Well, the 2007 race season is officially put to bed. To celebrate, I went out for a nice long run on Tuesday night. I haven't run at all since early winter, so I took it easy with like an hour long trail run. And now I can't walk. It is time to focus on some areas which were wildly underrepresented in my life during the season - sailing and boozing. First on the calendar is a trip to Vienna, Budapest and Prague with the FPG and my parents. If we hadn't been excited about the trip before, after we watched this thing on the history of brewing last night, we are totally jacked up for the trip. We will be pretty much drunk and painfully full the whole time. My parents are skilled and experienced in these modes of travel and should provide excellent leadouts for our sprints to the taps.

From Vienna to Budapest, we will travel by boat down the Danube and then stay in a floating hotel. Apparently the mountain biking in Pest (Buda and Pest are kind of two combined cities across the river from one another) is pretty sick, but it's extrememly doubtful we'll get to experience it. I do hope to at least find out something about the riding culture over there. Between beers.

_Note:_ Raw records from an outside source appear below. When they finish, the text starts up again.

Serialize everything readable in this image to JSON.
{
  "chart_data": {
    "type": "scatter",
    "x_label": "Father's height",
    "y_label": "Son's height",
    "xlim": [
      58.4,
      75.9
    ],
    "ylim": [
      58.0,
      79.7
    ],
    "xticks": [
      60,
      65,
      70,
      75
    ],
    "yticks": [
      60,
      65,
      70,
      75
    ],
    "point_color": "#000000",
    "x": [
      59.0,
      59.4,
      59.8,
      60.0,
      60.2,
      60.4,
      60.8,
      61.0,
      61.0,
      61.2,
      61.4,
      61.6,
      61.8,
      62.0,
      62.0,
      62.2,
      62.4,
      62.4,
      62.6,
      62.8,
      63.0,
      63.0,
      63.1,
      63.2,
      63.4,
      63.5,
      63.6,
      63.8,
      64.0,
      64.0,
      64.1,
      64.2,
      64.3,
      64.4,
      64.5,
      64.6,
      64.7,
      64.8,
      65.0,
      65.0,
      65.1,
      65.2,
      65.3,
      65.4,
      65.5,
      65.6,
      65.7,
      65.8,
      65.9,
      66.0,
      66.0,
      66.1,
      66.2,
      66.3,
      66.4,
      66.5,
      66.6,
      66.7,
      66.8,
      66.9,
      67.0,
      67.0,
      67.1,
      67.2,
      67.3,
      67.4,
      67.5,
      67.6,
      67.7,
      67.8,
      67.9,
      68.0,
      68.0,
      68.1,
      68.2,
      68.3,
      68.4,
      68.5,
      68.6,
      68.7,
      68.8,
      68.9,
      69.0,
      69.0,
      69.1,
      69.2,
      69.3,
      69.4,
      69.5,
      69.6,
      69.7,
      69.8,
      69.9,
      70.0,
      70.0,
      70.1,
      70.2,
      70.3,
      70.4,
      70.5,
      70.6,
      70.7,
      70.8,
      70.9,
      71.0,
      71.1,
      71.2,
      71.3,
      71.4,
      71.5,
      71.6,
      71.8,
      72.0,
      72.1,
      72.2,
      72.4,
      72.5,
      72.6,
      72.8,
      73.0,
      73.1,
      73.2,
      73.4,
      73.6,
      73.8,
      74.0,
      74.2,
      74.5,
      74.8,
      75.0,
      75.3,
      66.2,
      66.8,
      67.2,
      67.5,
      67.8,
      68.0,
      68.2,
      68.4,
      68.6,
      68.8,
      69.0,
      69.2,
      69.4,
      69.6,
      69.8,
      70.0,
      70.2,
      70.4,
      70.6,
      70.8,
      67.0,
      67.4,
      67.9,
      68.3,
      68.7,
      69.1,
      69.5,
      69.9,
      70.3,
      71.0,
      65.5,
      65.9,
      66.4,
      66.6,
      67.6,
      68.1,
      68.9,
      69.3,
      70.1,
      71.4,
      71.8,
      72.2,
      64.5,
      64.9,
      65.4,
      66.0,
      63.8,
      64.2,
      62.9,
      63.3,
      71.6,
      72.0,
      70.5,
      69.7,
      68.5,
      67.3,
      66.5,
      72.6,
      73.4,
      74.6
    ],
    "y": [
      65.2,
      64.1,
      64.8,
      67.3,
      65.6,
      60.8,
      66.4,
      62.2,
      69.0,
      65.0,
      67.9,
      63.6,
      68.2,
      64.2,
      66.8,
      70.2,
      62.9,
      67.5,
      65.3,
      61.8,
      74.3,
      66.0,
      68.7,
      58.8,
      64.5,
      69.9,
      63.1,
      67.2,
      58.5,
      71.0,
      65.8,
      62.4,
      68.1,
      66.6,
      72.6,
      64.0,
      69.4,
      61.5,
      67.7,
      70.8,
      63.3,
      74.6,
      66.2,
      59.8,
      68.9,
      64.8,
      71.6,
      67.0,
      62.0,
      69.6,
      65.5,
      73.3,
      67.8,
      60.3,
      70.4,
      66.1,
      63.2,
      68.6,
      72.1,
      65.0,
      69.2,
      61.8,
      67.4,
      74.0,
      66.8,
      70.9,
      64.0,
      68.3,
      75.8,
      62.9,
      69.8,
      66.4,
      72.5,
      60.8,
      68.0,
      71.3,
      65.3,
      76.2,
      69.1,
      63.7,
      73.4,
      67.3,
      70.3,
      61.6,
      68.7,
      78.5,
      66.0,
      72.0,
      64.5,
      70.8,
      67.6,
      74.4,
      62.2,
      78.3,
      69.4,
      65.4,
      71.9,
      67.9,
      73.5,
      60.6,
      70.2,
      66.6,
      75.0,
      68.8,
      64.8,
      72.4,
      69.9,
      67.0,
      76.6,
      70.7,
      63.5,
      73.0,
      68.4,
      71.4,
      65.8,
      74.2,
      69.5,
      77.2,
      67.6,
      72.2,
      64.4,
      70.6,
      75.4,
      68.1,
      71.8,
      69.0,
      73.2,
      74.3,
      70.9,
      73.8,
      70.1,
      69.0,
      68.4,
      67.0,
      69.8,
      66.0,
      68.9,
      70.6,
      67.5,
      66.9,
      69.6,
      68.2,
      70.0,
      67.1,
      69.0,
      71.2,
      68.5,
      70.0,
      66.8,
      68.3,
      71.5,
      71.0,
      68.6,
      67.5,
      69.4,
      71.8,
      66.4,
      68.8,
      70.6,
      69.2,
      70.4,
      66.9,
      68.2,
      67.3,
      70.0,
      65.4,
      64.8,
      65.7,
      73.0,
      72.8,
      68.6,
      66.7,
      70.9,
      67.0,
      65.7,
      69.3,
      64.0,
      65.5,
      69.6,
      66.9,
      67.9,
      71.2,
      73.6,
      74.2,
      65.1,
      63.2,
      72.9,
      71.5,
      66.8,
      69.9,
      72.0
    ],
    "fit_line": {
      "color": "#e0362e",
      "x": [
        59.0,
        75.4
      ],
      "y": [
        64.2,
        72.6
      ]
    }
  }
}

Once home from that, it is off to my former home of Newport, RI for some sailboat racing at the NYYC Swan 42 North American Championships. The kind of boats we're racing look just like this. The team for this event will be made up of some people with whom I sailed the Mumm 30 World Championship in 2000. We had a great time and a very good performance at that event, and elements of that group have had similar experiences together since, so it should be good. The boats (Swan 42s)are a new animal, having just hit the market this year. The members of the New York YC basically put out an RFP for this boat to a bunch of different designers and wound up choosing this one. This will be my first time on one, but I've heard that they're pretty sweet.

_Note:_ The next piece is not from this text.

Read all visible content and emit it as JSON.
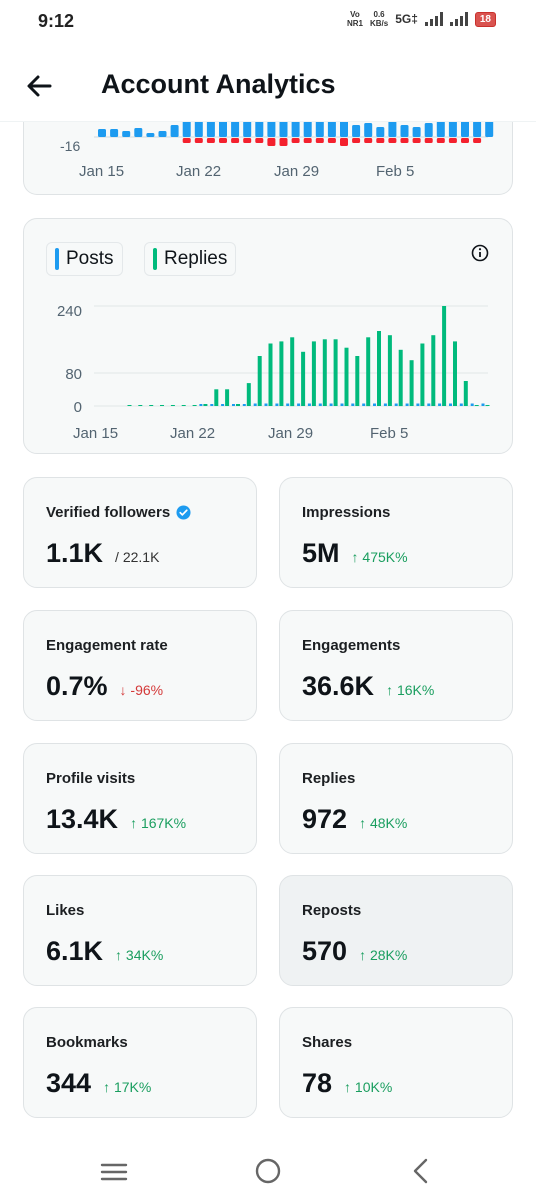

Big boat racing like this is a cool game. The workloads are very compartmentalized - the helmsman just drives, the trimmers just trim, the ops people just op. The tactician, my role, sort of goes across the different roles. He sets the strategy and tries to execute it as well as possible by working with other people aboard. There is no physical role for the tactician, it is pretty much entirely done with the mind and the mouth. It's not like small boat sailing where you are pretty much the jack of all trades and it's exceedingly physical the whole time.

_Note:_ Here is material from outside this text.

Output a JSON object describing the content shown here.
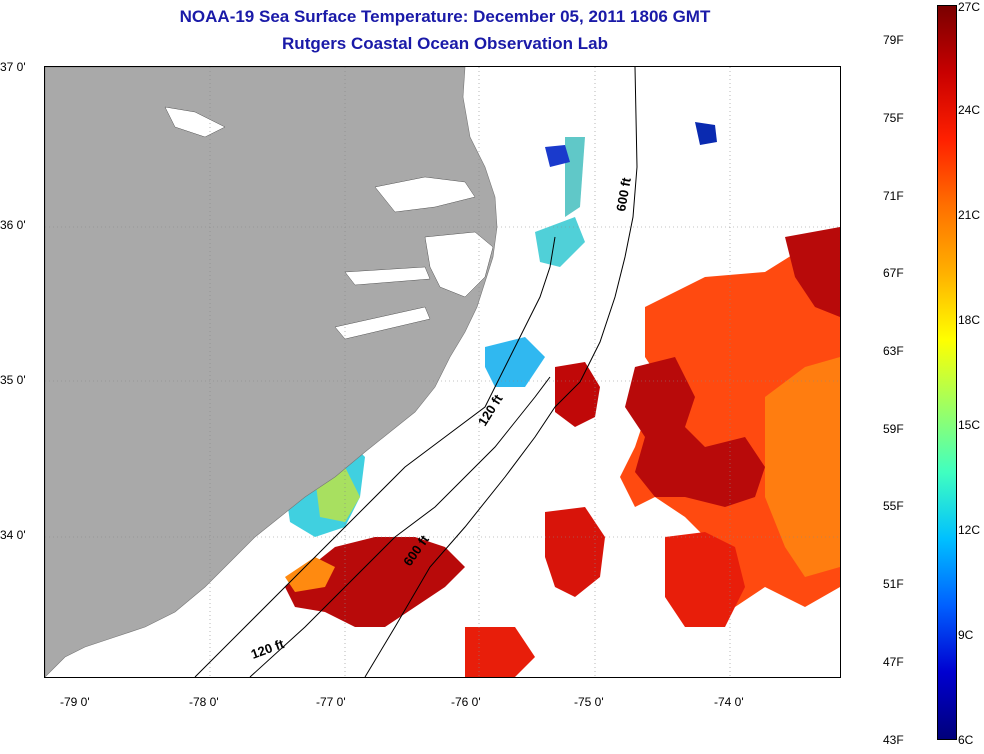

Raising the stakes considerably is the fact that my brother is sailing on a competing boat. He will be trimming headsails (jib and spinnaker) for a friend of his from college. A very rich friend o his from college. If you thought bikes were expensive, consider that these boats cost about $300k. Sails cost about $100k and you need to replace about $30k worth of them per year to be competitive, and the owner will generally pay for all travel and daily expenses for the entire 9 man crew. In my case this means airfare, hotel, meals, etc. Various matching gear, ranging from shorts and t-shirts to full Gore-Tex rain suits, is generally provided as well. Pretty much most of the clothes in my closet are embroidered with the name of some boat or another.